E torniamo al cuore di tutto: il cristianesimo gioca anche qui, dentro una poesia che un po’ confonde e un po’ affascina, la sua carta più pesante, di cui il Vangelo di Giovanni risulta come un lungo e complesso commento. L’incontro con la Samaritana al pozzo piuttosto che il dialogo notturno con Nicodemo, il capitolo sul pane vivo disceso dal cielo o la crisi suscitata dalla lavanda dei piedi… tutto concorre a commentare quel verbo che si è fatto carne, come recita il cuore dell’inno iniziale del quarto vangelo. Non solo una parola da osservare come forma rituale o come rubrica morale, ma anche un’azione che salva, una prossimità che illumina, una giustizia che ripara e consente di ripartire.

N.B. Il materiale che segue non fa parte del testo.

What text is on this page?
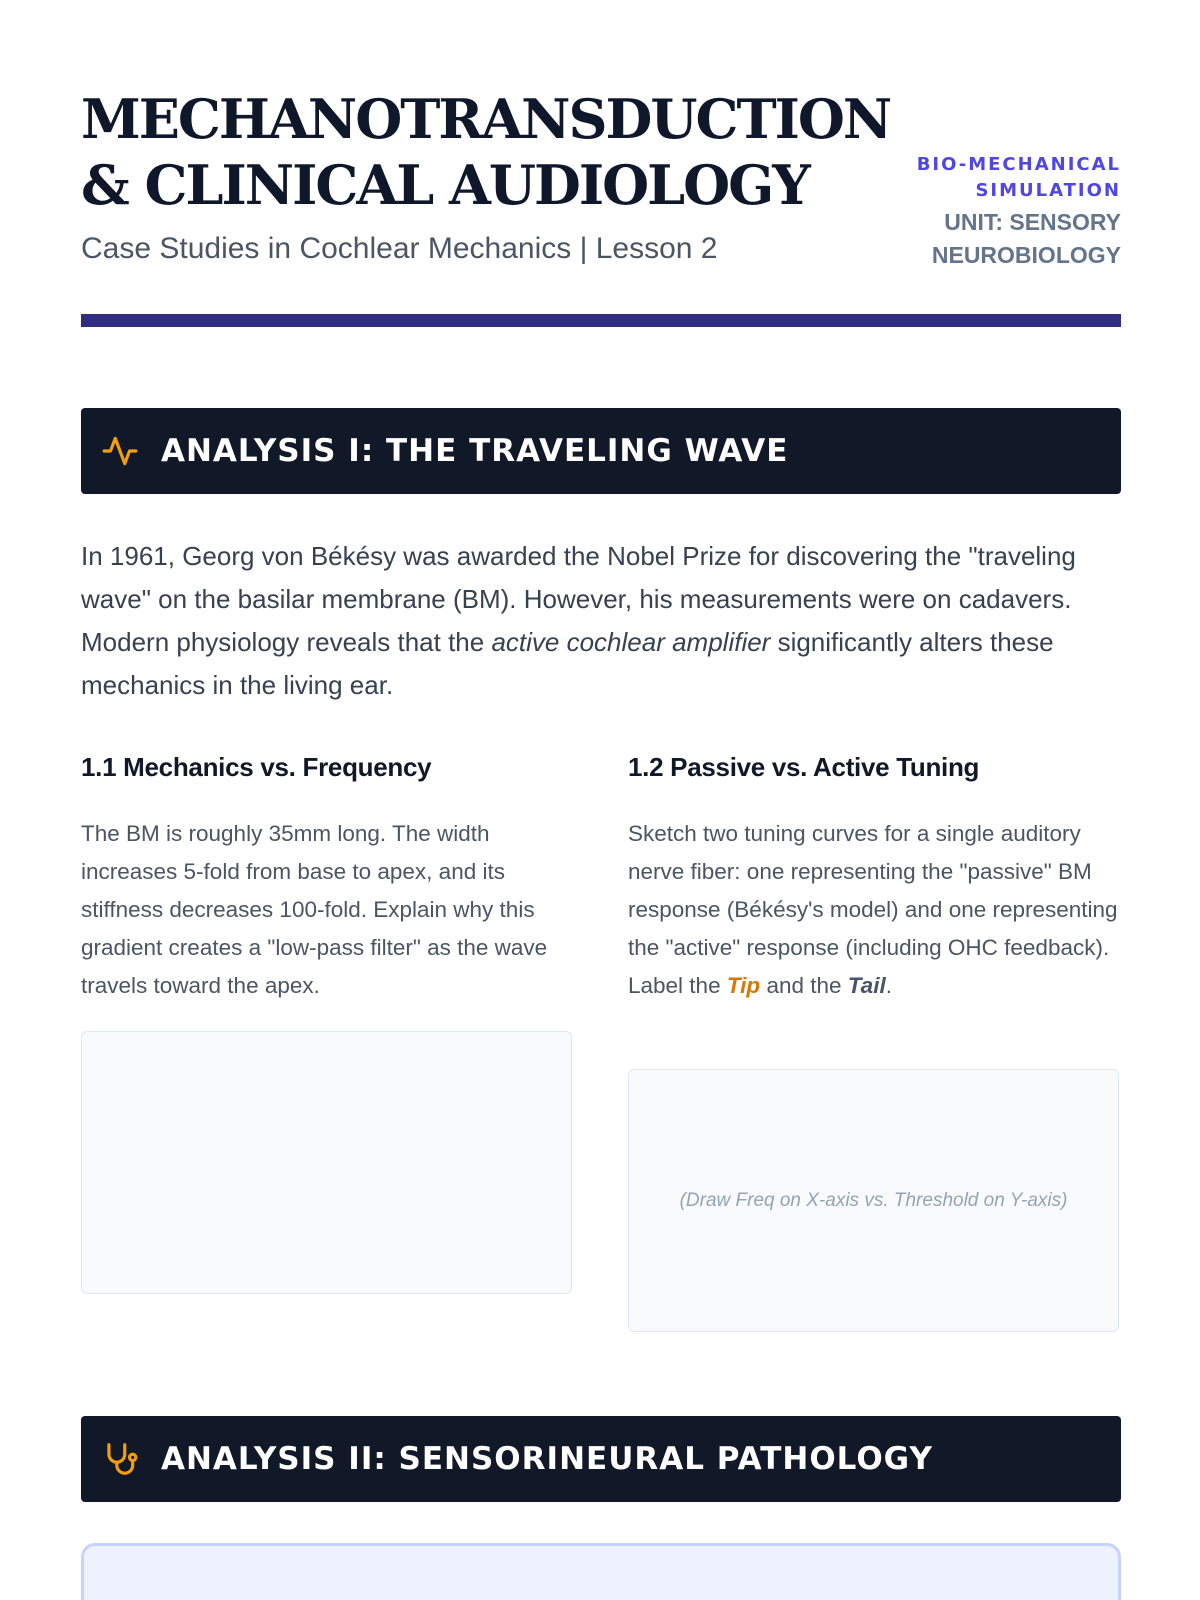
MECHANOTRANSDUCTION
& CLINICAL AUDIOLOGY

Case Studies in Cochlear Mechanics | Lesson 2

BIO-MECHANICAL
SIMULATION
UNIT: SENSORY
NEUROBIOLOGY
ANALYSIS I: THE TRAVELING WAVE

In 1961, Georg von Békésy was awarded the Nobel Prize for discovering the "traveling wave" on the basilar membrane (BM). However, his measurements were on cadavers. Modern physiology reveals that the active cochlear amplifier significantly alters these mechanics in the living ear.

1.1 Mechanics vs. Frequency

The BM is roughly 35mm long. The width increases 5-fold from base to apex, and its stiffness decreases 100-fold. Explain why this gradient creates a "low-pass filter" as the wave travels toward the apex.

1.2 Passive vs. Active Tuning

Sketch two tuning curves for a single auditory nerve fiber: one representing the "passive" BM response (Békésy's model) and one representing the "active" response (including OHC feedback). Label the Tip and the Tail.

(Draw Freq on X-axis vs. Threshold on Y-axis)
ANALYSIS II: SENSORINEURAL PATHOLOGY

Accanto all’annuncio sconcertante che il Verbo si è reso visibile nella carne di un uomo, Giovanni proclama quella che potremmo definire la seconda faccia della medesima medaglia. Gli esseri umani, dentro questo dinamismo, acquistano un potere inaudito: diventare figli di Dio, cioè eredi di un cielo che sovverte le regole del potere mondano. E come il Natale proclama per la fede delle chiese cristiane che Gesù è veramente figlio di Dio, altrettanto veramente gli uomini diventano figli nel Figlio, entrando in un modo diverso di vivere anche il rapporto, così difficile, conflittuale ed affatto chiaro, con Dio e con la religione.

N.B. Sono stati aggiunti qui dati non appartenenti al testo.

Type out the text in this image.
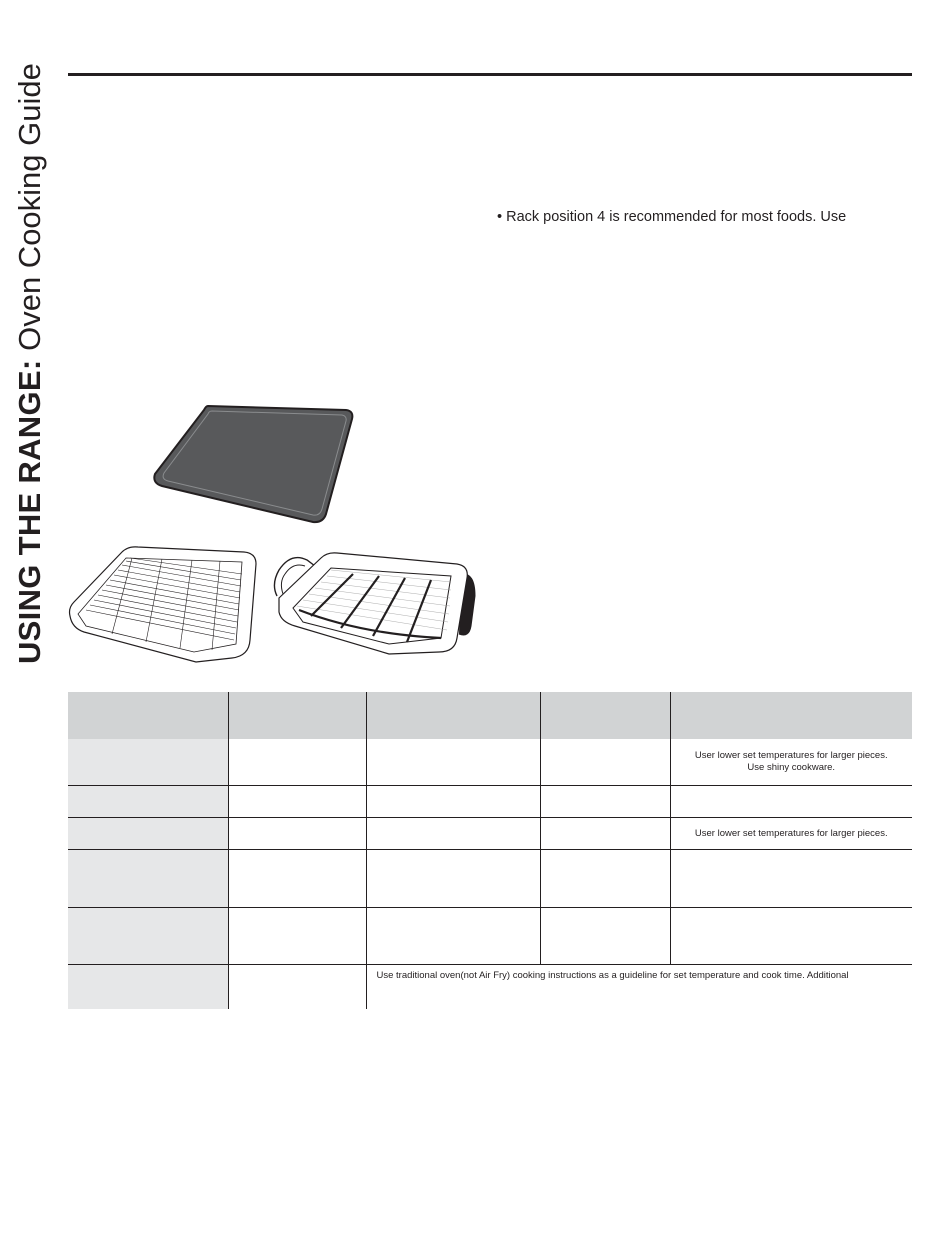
USING THE RANGE: Oven Cooking Guide	• Rack position 4 is recommended for most foods. Use

				User lower set temperatures for larger pieces.
Use shiny cookware.

				User lower set temperatures for larger pieces.

		Use traditional oven(not Air Fry) cooking instructions as a guideline for set temperature and cook time. Additional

Essere figli significherà d’ora in avanti poter ricominciare, poter respirare un’aria nuova, diventare altro rispetto alle logiche di possesso e di misura della violenza. Perché i figli nascono inermi, come dono immeritato, non ordinato né rivendicabile. Così i figli di Dio, che diventano nuove creature per grazia, non possono più strappare nulla a Dio, nemmeno don le pratiche della religione: non nascono da carne e sangue, non vantano eredità da esibire, ma solo un dono da accogliere. Il mistero del Natale e il tempo liturgico che ne deriva, stanno qui in questi giorni ancora a ricordarci questo. Non meno del paradosso di Dio e non meno del paradosso degli uomini suoi figli. Il resto viene dopo.